Catholic Community Services of the Mid-Willamette Valley and Central Coast now sustains St. Joseph Shelter, Mission Benedict and Casa Adele, which had previously been administered under a management agreement between the two organizations. The Benedictine Sisters are still partners with these ministries.
At the transfer ceremony, in the presence of community partners and long-time supporters, the Benedictine Sisters shared the mission of St. Joseph Shelter. Then, pastoral administrator Sister Jane Hibbard, St. Mary Parish pastor Father Philip Waibel and Mount Angel Abbey Prior Vincent Trujillo passed a mission candle to CCS and CCS Foundation board members Scott Wiegal, Maria Palacio and Lynda Harrington.
"We consider it a solemn responsibility, an honor and a joy to serve this community with you, with your blessing, guidance and prayers that have sustained these ministries for nearly 30 years," said Lynda Harrington, president of the CCS Foundation Board, in a press release.
The Benedictine Sisters established St. Joseph Shelter in 1988. The shelter is a ministry of hospitality in response to the Gospel message of caring for those in need and honoring St. Benedict's instruction to welcome all as Christ, a press release stated. The release goes on to say the shelter and its companion programs, Mission Benedict and Casa Adele, witness to the dignity of each person by providing meals, housing, clothing, advocacy, referrals, emergency assistance and a supportive community.
Thirty years later, the Benedictine Sisters realized they could no longer sustain this ministry on their own.
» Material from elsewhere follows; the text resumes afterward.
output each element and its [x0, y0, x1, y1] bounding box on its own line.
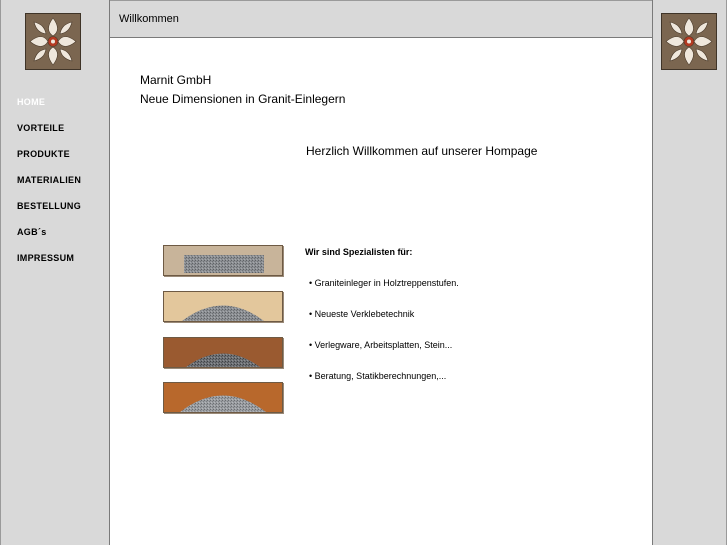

After exhaustive financial exploration, community research and a year of management partnership, the sisters asked CCS to assume responsibility for the shelter beginning in July 2017.
"Our deepest desire is for the ministry to continue," Hibbard said in the release. "There is no better partner than CCS. Their mission flows out of our Benedictine ideals…..to welcome all! We will continue to be present with our founding commitment."
St. Joseph Shelter is the only shelter serving homeless families in the Mid-Willamette Valley outside of Salem. The demand for housing at the shelter continues to increase due to insufficient inventory of affordable housing, the escalating home rental market, barriers to employment for families in crisis and the increasing cost of living in the Pacific Northwest.
"CCS operates with fidelity to the principles of Catholic social teaching, which call us to serve our neighbors who are the poorest and most vulnerable," said CCS Executive Director Jim Seymour in the release. "We are honored to sustain this ministry in partnership with the Benedictine Sisters. With their continued stewardship, and with the help of community members who share their compassion for families facing adversity, we can walk alongside these families on a path toward hope and, ultimately, self-sufficiency."